В ней утихала какая-то молниеносно вспыхнувшая буря, в глубине ее существа разбивались о берег и успокаивались последние волны мгновенно пролетевшего над ней урагана.
Я не заметил, сколько прошло времени. Она кончила плакать так же, как и начала, — не уронив ни единого звука. Она открыла глаза и внимательно посмотрела на меня. И не было теперь на ее лице ни растерянности, ни беззащитности. Она что-то соображала, чему-то подводила итоги. Она опять что-то поняла до конца, опять укрепилась в каких-то своих, недоступных моему разуму женских выводах.
Она отвела взгляд чуть в сторону, и глаза ее снова сделались сосредоточенно-невидящими. Но теперь я уже не замечал в них ни страха, ни жалобы, ни просьбы. Она что-то решила, на чем-то остановилась. Она смотрела куда-то в сторону и вниз, но глаза ее были опрокинуты вовнутрь. Она уже ничего не рассказывала мне даже молча, она просто молча молчала. Она всматривалась в глубину своего женского естества, как всматриваются в песчаный откос морского берега, после того как с него уходят волны, и что-то видела там — очевидно, то, что увидеть была должна, как бы ни хотелось ей этого.
И она снова, уже в который раз за сегодняшний день удивила меня.

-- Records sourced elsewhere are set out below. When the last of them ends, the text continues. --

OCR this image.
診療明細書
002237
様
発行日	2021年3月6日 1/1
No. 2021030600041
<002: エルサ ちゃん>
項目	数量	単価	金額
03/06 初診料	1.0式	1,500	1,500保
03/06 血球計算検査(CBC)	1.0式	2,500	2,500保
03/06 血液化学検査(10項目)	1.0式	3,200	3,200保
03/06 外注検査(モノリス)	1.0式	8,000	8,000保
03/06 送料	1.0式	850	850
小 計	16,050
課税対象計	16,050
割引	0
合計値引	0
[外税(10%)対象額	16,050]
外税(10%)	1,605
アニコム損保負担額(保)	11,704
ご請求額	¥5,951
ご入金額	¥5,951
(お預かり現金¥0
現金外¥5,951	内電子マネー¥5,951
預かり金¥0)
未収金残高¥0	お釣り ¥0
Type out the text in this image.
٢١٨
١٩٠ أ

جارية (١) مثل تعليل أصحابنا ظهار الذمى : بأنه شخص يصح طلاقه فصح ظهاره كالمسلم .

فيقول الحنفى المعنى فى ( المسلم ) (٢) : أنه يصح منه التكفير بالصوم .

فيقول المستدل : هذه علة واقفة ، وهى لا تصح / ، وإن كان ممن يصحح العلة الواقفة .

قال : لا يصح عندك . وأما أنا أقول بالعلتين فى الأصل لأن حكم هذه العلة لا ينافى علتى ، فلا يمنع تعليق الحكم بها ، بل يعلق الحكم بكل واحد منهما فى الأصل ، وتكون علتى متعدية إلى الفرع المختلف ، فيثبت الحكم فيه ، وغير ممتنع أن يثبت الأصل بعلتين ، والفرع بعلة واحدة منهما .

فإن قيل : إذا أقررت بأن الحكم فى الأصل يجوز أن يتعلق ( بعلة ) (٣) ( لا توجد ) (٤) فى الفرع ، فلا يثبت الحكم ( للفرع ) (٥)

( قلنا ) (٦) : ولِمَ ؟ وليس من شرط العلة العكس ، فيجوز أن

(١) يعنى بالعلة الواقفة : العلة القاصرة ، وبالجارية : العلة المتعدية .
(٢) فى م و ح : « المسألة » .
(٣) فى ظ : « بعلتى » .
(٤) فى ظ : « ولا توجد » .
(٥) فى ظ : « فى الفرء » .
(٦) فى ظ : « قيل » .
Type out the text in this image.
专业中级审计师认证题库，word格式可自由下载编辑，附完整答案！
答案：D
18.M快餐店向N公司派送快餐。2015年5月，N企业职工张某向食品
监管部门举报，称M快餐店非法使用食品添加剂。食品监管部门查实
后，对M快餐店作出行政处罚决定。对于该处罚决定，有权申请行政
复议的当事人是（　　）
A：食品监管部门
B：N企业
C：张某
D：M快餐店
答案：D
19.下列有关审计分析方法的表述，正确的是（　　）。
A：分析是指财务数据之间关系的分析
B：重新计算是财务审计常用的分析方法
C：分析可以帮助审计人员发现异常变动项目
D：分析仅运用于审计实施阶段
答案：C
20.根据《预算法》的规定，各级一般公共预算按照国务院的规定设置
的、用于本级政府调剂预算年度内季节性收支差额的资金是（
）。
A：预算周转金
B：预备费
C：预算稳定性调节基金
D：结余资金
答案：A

Она была женщиной — молодой, неопытной, вводящей свой резерв в действие еще не сознательно, а только интуитивно, но тем не менее женщиной. Она не могла оставаться рациональной слишком долго, и на ее лицо снова вернулась улыбка. Но это опять была какая-то незнакомая мне, только что найденная улыбка, опять я увидел на ее лице совершенно новое, неизвестное мне выражение.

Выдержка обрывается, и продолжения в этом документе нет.